El Pacífico no tiene memoria

¡Tan diferente a mi mar! Mi mar, el Atlántico, acumula la memoria de todos los hombres y las mujeres que han pisado sus arenas y se han perdido en su oquedades. Tiene la memoria de mis abuelos y de los abuelos de mis abuelos; la historia de mis antepasados, de mis viejos y la mía arrinconada en una ola que viene y va y revienta y se vuelve a hacer, y a ser ola; un chaparrón de agua salada que resguarda los secretos que allí dejé desde niña y dejó mi hermano, mis primas, mis amigos, mi patria.

El Pacífico es otra cosa; es vacío infinito y azul, donde la memoria se desvanece, donde los poemas se hacen agua y las viejas canciones, sal. En el Atlántico me he enamorado y en el Pacífico he tenido que olvidar, desmoronada por el último lustro. En el Atlántico me sumerjo, cubierta por los mantos de Yemayá, acunada en sus brazos; es donde soy pez sin temor a las profundidades. En el Pacífico debo nadar desnuda, muerta de frío y de miedo. De miedo a desaparecer definitivamente y que nadie, nunca más, vuelva a acordarse de esta triste mujer.
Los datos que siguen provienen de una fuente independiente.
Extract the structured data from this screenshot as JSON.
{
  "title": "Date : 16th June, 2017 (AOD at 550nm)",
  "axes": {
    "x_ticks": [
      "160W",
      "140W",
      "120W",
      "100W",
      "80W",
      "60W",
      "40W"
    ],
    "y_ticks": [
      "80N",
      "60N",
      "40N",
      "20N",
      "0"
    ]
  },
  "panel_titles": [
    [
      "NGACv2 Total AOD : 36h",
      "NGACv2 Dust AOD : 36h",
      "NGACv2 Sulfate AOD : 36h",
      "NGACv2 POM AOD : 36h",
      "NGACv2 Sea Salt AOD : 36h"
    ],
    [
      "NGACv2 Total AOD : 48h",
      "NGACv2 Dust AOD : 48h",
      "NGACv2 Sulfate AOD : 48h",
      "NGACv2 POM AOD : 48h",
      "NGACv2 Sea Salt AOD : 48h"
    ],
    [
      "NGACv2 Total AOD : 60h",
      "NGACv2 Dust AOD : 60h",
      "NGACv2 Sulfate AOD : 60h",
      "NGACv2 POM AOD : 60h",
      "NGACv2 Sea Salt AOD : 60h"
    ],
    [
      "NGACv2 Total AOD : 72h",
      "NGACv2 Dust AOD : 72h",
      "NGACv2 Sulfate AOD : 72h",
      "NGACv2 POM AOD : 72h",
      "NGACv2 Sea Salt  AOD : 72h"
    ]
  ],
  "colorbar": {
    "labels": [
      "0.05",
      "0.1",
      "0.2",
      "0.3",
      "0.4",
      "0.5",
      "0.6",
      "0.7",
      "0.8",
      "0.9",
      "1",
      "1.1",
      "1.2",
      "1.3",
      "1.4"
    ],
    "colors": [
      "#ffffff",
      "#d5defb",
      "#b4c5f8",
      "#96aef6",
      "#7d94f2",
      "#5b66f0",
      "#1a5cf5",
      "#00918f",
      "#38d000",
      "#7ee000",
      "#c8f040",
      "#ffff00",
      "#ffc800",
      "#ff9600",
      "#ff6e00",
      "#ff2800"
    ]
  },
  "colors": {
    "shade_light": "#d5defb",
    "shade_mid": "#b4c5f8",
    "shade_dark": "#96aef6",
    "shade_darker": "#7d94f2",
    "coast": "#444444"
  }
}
El Atlántico fue la cárcel que tragó mis plegarias y mis sueños de juventud. Pero el Pacífico no me devolvió la paz. Me enseñó que la libertad tiene límites, que el horizonte no es solo una línea imaginaria, que la vida de después no es mejor que la de antes. Sin embargo, hoy quiero ir allí, a ese Pacífico que me borre de todo, que me haga empezar otra vez, que se lleve la memoria y el tiempo.